Tokyo's upmarket Omotesando district is lit up with 900,000 light-emitting diodes strung through the 153 trees that line the 1-km long street. Last year, a mere 630,000 lights were left twinkling in the crisp night air, but organizers this year wanted to mark the 90th anniversary of the founding of the Meiji Shrine, which stands at the western end of the road.
Omotesando Hills, the up-market shopping center on the north side of the street, has erected a Christmas tree decorated with no fewer than 250,000 crystal ornaments.
Operators of restaurants and shops along Omotesando street - including upmarket brand-name boutiques for Prada, Louis Vuitton and Tag Heuer - hope the lights will attract new customers before they are switched off for another year on January 3.
Across Tokyo, in the Marunouchi district, another 850,000 champagne-gold colored diode bulbs have been used to decorate the area around Tokyo Station. Organizers say they are doing their bit for the environment because the lights need only one-third of the electricity of previous light shows but they burn just as brightly.

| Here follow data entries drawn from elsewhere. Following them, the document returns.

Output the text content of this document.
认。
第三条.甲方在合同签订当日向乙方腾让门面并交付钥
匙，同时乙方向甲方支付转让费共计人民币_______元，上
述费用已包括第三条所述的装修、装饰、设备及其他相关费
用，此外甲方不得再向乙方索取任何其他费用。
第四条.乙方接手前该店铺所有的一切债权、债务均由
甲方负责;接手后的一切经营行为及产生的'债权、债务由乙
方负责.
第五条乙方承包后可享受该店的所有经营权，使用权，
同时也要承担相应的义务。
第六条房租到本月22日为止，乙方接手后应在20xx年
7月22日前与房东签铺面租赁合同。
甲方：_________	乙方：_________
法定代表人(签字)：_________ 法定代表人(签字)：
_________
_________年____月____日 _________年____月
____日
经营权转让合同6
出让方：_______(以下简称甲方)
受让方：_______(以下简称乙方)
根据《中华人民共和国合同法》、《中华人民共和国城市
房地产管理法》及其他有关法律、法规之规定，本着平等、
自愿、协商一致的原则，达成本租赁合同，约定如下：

The Tokyo Tower has not escaped the festive preparations already - although as it is painted red and white it is arguably already decorated. The operator of the tower has added a 15-meter tall Christmas tree at the base of the tower, reportedly one of the largest in Tokyo this year, from Gunma Prefecture. The city's department stores - which also take their decorations very seriously at this time of year - will have to go some way to top a 15-meter tree.
But no one has yet topped the Christmas display at an aquarium in the coastal town of Enoshima, south of Tokyo. The aquarium is using a huge electric eel to power the lights on its 2-meter tree. Every time the eel moves, two aluminum plates collect sufficient energy to light up the tree with intermittent flashes.